レッドタートル ある島の物語(2016)

~起点(基点)と流転~


〇はじめに
 ジブリというブランドの「動」の部分を期待すると肩透かしを喰らう。


〇想起する作品
 「竹取物語」
 「鶴の恩返し」
 「浦島太郎」

  ・・・この辺りのものを感じた。


〇こんな話
 ある島の物語。

〇スパン
 とある男が荒波にもまれている様から映画は始まる。我々のこの作品へのアプローチはこの男が起点になる。とある男に始まる物語。

 男はいったいどこから来たのか? 

 これが全くわからない。とりあえず何とか島まで生きて辿りつき脱出を試みる様が描かれる。その試みに至るまでにも水を得たり食料を得たり・・・ 自然界の生と死のサイクルも描かれている。生態系とでも表現しておくか。


 では彼は脱出に当たりどこか目指すべきところがあったのか?

 


 ウミガメは陸に卵を産む。それが孵化すると亀の子供たちは海へと還っていく。これはなぜなのか。理由は様々あれど究極突き詰めればそのようにするからそのようにするのである。言わば本能である。彼らは産卵に当たりその場その場での適切な環境を整えようとすることはしない。今回はどの場所が安全だからという配慮は無い。ただ陸に上がり卵を産むという行為が行われているだけである。


 レッドタートルはなぜ陸に上がったのか。亀の子が海へと還っていく場面があっただけにレッドタートルも産卵に来たのではないかと想起される。つまりはメスである。

 イカダを幾度となく壊されたわけだが、海においては「亀>男」であったのが、陸の上では「男>亀」であることが示される。


 そんな関係性を踏まえつつとある変化が起きるわけだが・・・

 我々が認識した男という存在と赤い亀という存在の間に見ていたものが、たった亀が人のカタチを為したときにどう見えただろうか。しかも女性の姿となったらどう見えただろうか。亀が擬人化されたことで我々の見方は何か変わらなかっただろうか。


 ここからがうまかった。1人の男から始まった物語は女を巻き込み、男女愛へと発展し、それが家族愛となる。そして親子愛へと。さらに息子の旅立ち。この巡りを想わせる。


 そして津波だ。我々は男を起点にこの物語にアプローチしてきたわけだが、では津波とはどんなものなのか。彼らが生活している島では地震は起きていなかった。その前に外の世界があることを息子に描いて見せる両親の姿があったことを思い浮かべる。つまりは外の世界のどこかしらで地震があったことになる。要するに起点が彼らの住んでいる島とは別に存在することを意味する。


 男が起点となった物語に、別のところに起因がある現象が介入してくる。
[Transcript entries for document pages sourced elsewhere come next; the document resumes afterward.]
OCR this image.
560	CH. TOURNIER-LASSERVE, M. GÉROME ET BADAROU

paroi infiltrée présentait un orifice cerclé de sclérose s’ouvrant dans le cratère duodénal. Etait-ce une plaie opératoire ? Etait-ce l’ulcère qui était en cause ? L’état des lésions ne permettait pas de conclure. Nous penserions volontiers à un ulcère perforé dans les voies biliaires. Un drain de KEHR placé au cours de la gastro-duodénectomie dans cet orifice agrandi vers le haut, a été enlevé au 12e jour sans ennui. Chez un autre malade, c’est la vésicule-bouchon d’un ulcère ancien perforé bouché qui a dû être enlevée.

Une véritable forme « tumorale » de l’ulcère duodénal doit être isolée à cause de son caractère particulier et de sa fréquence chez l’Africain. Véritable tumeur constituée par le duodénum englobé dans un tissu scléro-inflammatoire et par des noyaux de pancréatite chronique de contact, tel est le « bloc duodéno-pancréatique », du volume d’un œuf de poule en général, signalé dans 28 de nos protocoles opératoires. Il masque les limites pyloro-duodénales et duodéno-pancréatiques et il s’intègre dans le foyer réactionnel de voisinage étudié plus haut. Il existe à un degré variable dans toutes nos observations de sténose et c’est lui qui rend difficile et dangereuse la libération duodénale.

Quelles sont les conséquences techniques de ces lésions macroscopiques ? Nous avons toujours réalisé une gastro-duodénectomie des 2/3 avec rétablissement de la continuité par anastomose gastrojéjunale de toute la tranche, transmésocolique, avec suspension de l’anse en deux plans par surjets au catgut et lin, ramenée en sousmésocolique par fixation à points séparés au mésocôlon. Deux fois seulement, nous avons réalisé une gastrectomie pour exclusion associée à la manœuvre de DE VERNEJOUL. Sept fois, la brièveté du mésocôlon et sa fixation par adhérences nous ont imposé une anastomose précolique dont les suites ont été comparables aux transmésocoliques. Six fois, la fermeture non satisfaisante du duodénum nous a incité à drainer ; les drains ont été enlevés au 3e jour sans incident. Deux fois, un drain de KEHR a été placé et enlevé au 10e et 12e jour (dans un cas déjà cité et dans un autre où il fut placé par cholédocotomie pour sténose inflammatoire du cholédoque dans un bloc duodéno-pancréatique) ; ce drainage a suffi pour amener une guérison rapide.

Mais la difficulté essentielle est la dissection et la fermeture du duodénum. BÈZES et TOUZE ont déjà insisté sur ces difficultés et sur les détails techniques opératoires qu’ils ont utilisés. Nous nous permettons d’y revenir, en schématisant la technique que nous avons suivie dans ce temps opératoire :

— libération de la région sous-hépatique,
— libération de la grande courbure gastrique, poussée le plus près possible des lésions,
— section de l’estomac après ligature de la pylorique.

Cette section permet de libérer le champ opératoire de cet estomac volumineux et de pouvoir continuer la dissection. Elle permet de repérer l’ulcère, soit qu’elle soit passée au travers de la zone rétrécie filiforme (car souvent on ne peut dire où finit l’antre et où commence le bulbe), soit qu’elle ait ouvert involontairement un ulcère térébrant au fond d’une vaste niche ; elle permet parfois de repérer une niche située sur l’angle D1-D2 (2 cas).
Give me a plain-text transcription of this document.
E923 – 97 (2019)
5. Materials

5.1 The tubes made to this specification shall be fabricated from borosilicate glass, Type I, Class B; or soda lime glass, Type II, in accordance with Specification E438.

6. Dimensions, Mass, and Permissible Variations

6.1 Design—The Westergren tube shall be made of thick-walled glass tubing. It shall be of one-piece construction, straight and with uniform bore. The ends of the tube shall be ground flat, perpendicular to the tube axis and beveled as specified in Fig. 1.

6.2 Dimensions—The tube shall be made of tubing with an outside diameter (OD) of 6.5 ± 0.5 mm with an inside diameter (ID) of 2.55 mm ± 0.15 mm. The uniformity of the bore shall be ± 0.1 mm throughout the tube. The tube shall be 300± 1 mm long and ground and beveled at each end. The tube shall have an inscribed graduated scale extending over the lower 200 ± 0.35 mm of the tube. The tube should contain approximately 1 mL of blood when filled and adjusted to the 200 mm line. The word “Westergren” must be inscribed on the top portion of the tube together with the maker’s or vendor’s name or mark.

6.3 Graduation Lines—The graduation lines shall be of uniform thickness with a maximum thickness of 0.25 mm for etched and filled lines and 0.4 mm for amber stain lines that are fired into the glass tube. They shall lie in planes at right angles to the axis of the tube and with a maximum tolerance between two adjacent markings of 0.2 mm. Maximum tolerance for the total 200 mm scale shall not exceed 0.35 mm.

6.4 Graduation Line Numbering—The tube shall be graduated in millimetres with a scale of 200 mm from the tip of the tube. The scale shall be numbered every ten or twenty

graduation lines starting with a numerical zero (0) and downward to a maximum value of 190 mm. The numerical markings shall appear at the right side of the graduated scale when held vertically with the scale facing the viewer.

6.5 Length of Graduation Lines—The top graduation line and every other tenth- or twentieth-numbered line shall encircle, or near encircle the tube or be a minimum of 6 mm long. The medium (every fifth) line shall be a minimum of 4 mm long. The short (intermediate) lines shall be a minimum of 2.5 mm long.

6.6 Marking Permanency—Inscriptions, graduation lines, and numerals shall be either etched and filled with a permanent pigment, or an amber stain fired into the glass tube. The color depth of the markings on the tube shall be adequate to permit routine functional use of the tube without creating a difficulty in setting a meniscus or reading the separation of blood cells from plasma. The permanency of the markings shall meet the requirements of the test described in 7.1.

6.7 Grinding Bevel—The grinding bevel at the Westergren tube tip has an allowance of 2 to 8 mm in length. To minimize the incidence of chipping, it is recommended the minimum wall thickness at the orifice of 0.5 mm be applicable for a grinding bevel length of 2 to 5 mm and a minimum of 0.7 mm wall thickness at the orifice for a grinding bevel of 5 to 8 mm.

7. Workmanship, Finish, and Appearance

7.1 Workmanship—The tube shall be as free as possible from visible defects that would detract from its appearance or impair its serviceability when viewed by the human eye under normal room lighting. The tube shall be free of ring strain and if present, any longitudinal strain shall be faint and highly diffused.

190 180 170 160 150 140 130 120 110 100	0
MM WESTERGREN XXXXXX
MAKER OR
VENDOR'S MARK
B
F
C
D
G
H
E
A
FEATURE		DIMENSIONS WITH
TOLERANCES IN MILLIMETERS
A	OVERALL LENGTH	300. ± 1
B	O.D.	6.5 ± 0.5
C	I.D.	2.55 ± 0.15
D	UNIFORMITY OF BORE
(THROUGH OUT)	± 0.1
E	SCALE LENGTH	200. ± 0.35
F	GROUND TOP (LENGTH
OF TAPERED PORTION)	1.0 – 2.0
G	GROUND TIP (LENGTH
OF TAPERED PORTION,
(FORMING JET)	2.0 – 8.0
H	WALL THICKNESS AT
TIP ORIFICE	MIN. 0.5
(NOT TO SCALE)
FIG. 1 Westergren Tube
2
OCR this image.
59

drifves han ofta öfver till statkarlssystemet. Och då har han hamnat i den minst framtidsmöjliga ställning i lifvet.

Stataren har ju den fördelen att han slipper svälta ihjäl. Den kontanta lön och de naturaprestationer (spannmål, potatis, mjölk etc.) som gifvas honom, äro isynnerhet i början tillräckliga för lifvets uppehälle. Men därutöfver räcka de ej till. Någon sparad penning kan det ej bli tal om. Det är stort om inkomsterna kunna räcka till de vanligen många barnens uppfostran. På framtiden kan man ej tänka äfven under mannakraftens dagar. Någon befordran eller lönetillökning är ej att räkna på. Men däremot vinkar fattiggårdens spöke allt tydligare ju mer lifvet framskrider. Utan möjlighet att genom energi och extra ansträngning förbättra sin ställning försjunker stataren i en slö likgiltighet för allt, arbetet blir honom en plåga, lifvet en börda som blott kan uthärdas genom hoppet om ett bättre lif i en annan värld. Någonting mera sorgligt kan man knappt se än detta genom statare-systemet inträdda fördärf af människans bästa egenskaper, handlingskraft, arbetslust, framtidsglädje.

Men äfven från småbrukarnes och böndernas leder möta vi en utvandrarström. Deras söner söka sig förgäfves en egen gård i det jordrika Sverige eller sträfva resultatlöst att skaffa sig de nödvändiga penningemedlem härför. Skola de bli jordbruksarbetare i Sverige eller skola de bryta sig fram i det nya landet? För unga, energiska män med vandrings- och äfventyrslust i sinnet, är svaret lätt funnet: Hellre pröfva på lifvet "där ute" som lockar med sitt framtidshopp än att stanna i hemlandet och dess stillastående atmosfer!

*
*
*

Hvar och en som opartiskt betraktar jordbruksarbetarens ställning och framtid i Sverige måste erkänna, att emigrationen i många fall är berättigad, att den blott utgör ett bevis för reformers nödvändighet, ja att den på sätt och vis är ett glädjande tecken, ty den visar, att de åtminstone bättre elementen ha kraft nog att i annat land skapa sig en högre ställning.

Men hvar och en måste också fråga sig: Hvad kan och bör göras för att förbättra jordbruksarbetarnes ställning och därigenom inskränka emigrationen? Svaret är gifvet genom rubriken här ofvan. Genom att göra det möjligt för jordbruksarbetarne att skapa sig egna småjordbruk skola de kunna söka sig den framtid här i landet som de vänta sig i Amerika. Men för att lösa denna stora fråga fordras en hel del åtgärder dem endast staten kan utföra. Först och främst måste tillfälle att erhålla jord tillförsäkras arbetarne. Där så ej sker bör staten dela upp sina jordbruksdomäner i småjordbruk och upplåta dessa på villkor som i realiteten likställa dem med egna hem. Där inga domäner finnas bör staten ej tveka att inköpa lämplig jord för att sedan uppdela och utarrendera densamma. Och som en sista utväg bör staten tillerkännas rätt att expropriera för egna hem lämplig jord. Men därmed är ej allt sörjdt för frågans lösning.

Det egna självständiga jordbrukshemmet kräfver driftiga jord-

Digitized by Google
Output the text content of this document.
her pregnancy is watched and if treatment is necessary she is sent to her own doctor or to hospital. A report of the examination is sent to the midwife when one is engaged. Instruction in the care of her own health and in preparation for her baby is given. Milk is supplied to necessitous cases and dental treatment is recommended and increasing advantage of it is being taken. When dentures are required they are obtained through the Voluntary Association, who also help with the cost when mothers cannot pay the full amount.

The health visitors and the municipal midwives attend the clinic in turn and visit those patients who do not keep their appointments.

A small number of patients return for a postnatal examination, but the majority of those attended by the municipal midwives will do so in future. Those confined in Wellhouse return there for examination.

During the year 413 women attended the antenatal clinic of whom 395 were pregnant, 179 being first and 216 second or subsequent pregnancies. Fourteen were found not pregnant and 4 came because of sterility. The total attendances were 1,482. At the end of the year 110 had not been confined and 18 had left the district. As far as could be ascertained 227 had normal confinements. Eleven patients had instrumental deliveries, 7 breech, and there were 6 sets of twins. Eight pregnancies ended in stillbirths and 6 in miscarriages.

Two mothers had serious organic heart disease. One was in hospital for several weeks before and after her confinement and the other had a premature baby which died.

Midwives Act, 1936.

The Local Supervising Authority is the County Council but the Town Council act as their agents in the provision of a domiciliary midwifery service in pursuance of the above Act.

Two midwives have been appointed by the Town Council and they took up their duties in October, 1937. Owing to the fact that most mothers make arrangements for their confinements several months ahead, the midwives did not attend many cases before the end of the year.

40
この辺りは最初の雨や生態系にてもひたすらに描かれている。


 ラスト女が亀に姿を変え、海に還っていく場面で幕を閉じる。タイトルは何だったのか。レッドタートルである。男を起点に見せた物語ではあったわけだが、ここで亀というスパンを意識させられる。鶴は千年、亀は万年。男という存在もとあるスパンで考えればその一部であり一瞬であり・・・、といった風に見えて来たりする。


 とある男に始まった物語。それは別の起点(基点)と出会い、別の起点(基点)を生み出し、さらにはその一連のサイクルという廻り(流転)を形成する。いや、逆にただ一部でしかなかったという見え方もできる。

 鶏が先か卵が先か・・・

 始まりがあるから終わりが来るのか、終わりが来るから始まるのか・・・

 この問いに明確な答えを持っている者はいるのだろうか? 

〇最後に
 こういった作品は何を見るのか、見出すのかは自由ですのでね。お暇があったときにひたすらに思考すればいいのではないでしょうか。